The EU will today savage the government's handling of the Equitable Life crisis, and its failure to protect Equitable Life policyholders.
Equitable Life had to close to new business in 2000, after it emerged it could not honour its policies; it went on to dramatically cut the value of customers' life savings, leaving many thousands of policyholders in deep financial trouble.
Today's report marks the culmination of an 18 month inquiry by the European parliament in Equitable Life, and will call for government compensation for the many thousands of investors who lost part or all of their savings and pensions when the company ran into trouble.
The report castigates the government's "light touch" approach to regulating the life insurance business, especially Equitable Life, which was seen by the authorities as "too reputable" to run into trouble.
The report notes that the UK's light touch:
"went a step too far and thereby contributed to a weak regulatory environment, which allowed the difficulties at Equitable Life to grow unchecked".
The report then states:
"There have been a significant number of statements to the effect that the UK regulators failed to prevent Equitable Life from steering into its crisis, and therefore failed to protect policyholders in the UK and other member states from suffering financial losses as a direct consequence.

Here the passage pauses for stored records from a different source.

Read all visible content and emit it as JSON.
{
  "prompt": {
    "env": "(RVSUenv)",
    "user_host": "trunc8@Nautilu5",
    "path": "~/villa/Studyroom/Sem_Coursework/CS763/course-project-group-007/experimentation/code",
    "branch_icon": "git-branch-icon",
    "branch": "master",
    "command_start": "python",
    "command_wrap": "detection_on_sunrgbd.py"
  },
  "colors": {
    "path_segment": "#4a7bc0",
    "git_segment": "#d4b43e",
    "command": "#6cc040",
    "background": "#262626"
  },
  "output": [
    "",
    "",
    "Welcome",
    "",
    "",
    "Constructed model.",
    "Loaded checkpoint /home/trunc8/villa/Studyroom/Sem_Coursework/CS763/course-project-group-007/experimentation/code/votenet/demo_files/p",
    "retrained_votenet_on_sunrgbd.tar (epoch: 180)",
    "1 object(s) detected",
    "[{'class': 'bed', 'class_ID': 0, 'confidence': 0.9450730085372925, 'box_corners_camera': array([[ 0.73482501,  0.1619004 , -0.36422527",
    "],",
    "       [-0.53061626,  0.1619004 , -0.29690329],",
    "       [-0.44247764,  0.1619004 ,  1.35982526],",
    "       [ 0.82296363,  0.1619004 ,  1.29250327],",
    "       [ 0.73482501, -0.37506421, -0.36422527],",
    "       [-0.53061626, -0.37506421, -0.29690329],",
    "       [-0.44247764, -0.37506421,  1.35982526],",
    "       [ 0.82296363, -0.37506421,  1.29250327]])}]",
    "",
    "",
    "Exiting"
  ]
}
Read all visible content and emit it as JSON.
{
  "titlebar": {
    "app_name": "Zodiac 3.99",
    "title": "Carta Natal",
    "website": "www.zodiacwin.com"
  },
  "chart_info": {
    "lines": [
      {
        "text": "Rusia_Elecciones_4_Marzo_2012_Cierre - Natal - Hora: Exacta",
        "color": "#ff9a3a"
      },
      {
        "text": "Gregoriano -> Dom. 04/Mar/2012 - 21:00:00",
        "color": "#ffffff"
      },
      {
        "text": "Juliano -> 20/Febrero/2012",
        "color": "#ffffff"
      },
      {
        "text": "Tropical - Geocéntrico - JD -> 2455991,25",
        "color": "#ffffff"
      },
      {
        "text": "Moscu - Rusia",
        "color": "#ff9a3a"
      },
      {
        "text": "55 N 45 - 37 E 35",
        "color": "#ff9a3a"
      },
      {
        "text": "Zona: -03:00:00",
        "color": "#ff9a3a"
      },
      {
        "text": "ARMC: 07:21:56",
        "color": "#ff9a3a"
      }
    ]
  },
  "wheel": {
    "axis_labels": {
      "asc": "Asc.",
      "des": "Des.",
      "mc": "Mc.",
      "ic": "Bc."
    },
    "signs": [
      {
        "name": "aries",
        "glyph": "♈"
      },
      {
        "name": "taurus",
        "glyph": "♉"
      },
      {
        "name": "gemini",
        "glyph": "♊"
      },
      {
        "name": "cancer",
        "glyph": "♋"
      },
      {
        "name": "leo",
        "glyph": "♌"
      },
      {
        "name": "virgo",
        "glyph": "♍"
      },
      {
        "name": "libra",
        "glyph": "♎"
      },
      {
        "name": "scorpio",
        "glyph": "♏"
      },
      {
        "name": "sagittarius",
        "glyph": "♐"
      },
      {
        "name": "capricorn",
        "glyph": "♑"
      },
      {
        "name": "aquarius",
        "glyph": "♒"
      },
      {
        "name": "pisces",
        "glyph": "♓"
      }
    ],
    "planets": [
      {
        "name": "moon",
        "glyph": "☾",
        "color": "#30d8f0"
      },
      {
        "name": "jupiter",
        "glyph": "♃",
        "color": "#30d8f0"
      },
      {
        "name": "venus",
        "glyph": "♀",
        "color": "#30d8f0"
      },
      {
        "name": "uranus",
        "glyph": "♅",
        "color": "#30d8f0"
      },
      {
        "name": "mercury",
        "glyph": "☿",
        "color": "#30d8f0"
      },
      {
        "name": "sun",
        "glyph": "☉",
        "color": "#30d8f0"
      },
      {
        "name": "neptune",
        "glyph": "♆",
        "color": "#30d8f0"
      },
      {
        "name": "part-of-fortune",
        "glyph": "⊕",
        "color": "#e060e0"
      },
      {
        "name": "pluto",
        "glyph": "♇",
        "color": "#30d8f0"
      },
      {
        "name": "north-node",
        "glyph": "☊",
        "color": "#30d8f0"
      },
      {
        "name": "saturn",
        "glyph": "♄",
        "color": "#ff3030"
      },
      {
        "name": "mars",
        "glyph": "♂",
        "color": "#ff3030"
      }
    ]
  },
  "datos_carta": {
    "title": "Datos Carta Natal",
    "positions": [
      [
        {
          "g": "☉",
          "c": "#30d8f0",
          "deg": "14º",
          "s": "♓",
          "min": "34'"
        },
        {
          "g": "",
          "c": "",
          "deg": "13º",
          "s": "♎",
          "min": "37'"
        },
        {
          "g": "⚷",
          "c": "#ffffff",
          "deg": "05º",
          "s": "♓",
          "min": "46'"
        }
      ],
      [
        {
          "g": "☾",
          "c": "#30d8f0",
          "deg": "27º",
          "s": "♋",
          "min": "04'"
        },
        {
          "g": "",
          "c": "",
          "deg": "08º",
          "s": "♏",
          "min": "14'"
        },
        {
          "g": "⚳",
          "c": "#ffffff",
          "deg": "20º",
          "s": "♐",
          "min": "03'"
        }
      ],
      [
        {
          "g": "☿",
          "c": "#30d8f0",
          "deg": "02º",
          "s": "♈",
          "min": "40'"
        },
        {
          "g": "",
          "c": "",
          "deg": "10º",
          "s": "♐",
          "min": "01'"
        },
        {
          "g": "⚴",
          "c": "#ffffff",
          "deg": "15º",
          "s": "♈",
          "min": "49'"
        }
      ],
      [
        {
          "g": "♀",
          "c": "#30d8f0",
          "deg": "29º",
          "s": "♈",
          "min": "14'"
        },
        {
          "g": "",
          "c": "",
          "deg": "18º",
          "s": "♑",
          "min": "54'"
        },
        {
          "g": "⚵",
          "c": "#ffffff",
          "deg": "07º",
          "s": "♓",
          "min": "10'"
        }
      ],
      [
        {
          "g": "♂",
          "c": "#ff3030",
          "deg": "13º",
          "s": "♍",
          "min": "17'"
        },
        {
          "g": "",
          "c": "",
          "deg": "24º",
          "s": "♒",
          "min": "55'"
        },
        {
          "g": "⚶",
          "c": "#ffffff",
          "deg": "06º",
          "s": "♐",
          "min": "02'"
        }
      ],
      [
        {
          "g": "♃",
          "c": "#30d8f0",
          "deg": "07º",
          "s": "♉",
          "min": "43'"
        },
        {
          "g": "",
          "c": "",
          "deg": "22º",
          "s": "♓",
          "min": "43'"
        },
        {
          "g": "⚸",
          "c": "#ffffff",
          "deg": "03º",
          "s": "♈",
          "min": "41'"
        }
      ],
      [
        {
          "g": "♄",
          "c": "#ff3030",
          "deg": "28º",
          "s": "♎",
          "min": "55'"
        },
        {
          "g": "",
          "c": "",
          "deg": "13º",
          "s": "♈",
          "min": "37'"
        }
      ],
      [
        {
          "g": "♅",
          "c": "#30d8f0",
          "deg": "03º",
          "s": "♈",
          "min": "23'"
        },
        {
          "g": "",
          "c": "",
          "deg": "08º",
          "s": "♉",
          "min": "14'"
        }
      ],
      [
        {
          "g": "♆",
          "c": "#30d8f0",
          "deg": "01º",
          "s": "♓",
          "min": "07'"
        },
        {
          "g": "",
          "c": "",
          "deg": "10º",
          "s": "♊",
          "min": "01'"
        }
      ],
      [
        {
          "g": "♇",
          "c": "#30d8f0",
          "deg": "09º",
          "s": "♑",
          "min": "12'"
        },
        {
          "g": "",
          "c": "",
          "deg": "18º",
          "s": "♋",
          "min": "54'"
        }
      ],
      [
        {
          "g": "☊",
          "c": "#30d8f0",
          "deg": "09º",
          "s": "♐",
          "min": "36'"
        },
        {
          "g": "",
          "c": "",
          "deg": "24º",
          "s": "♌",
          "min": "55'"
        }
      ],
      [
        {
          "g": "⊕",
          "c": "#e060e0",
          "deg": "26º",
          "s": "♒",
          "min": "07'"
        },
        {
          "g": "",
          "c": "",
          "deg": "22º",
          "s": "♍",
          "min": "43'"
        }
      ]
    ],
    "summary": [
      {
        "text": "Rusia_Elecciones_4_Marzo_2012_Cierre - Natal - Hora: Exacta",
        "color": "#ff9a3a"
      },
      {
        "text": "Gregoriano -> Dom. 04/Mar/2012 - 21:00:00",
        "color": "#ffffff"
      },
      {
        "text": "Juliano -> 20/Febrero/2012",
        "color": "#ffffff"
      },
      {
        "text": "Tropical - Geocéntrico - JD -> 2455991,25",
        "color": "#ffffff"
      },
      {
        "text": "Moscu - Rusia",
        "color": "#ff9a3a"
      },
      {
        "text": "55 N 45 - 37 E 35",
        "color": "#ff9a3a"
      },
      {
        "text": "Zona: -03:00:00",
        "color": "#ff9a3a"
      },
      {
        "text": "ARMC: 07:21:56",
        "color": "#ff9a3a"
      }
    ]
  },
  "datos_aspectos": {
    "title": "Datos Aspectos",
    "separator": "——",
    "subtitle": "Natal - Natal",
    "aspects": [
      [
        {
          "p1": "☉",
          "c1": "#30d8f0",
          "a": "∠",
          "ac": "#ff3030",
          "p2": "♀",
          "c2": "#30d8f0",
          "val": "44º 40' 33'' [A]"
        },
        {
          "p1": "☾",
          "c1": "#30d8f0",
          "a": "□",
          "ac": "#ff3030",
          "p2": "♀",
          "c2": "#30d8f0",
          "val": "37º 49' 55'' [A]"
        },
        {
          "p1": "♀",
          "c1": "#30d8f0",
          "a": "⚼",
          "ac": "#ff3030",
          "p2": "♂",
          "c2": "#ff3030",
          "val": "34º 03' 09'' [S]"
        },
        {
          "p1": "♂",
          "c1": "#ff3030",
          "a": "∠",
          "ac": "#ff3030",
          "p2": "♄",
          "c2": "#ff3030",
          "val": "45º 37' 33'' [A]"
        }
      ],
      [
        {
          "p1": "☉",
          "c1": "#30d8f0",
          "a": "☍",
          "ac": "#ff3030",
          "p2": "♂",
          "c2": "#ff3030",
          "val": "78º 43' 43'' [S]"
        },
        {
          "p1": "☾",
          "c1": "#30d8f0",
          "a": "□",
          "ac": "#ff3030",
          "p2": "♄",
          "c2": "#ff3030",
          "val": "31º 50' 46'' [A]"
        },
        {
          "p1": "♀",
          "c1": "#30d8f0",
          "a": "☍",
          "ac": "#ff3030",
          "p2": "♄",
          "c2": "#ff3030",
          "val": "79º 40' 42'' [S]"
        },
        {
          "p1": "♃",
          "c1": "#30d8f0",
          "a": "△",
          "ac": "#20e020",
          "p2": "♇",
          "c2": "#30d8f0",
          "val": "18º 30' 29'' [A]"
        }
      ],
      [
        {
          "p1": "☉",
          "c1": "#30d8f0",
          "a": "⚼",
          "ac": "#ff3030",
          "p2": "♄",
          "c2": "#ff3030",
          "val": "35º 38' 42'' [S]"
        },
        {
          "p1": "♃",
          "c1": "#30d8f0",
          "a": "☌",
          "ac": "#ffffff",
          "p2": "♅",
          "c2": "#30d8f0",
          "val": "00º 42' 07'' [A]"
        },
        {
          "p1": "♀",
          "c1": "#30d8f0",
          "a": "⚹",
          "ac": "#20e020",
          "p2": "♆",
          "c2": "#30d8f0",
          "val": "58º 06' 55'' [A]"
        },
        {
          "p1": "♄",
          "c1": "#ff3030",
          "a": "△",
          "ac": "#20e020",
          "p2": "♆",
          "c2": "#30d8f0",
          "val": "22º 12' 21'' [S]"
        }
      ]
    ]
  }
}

It is also apparent that the UK regulators behaved with undue awe or deference towards Equitable Life, particularly given its long history and hitherto highly reputable status, leading them to consider it as the top pick of the life insurance industry and apparently believed to be too good and too reputable to make mistakes.
In view of the UK government's failure to comply with the requirements of the (EU's) third life directive, and given the absence either of accessible legal redress through the courts or of effective alternative means of redress, the committee firmly believes the UK government is under an obligation to assume responsibility.
The committee therefore strongly recommends the UK government devise and implement an appropriate scheme with a view to compensating Equitable Life policyholders within the UK, Ireland, Germany and elsewhere."
Unfortunately, for the long suffering policyholders, the committee cannot order compensation. However, the report's author, Liberal Democrat MEP Diana Wallis, said:
"For the victims of the Equitable Life failure, the report delivers an analysis of the UK's flawed process of implementing EU law which, combined with the imminent report of the UK parliamentary ombudsman, should arm the victims with powerful findings," she said.
It is absolutely critical to the future of the pension industry and to all of us as savers and people who hope eventually to see our retirement, that there is confidence in this sector. I hope our report will assist that process."
Tory MEP Robert Atkins, an inquiry committee member, is quoted in The Guardian as saying:
"I believe that due to its failure to adequately protect policy holders in accordance with EU legislation, the UK government is obliged to devise an appropriate scheme to ensure full compensation for victims of the debacle.
Having categorically proven that the UK and EU financial redress systems are unsatisfactory and lack the requisite level of security one would expect from the single market, the EU institutions and British government must urgently combine forces to ensure that higher standards of investor protection and security are legally enforced.
This is imperative if people are to be expected to save judiciously for their retirements."
There will also be a report from the UK parliamentary ombudsman, Ann Abraham, on the Equitable collapse. However, as befitting the "speed" of government processes (doubtless to ensure that Equitable has long been forgotten), this report will not be issued until October at the earliest.
Too little too late for the 1 million policyholders affected by the Equitable scandal.
Maybe they should consider launching a class action?
Is it any wonder that people do not bother to save for their retirement?
How can anyone possibly trust the pensions industry, or the government, to look after their money or their future?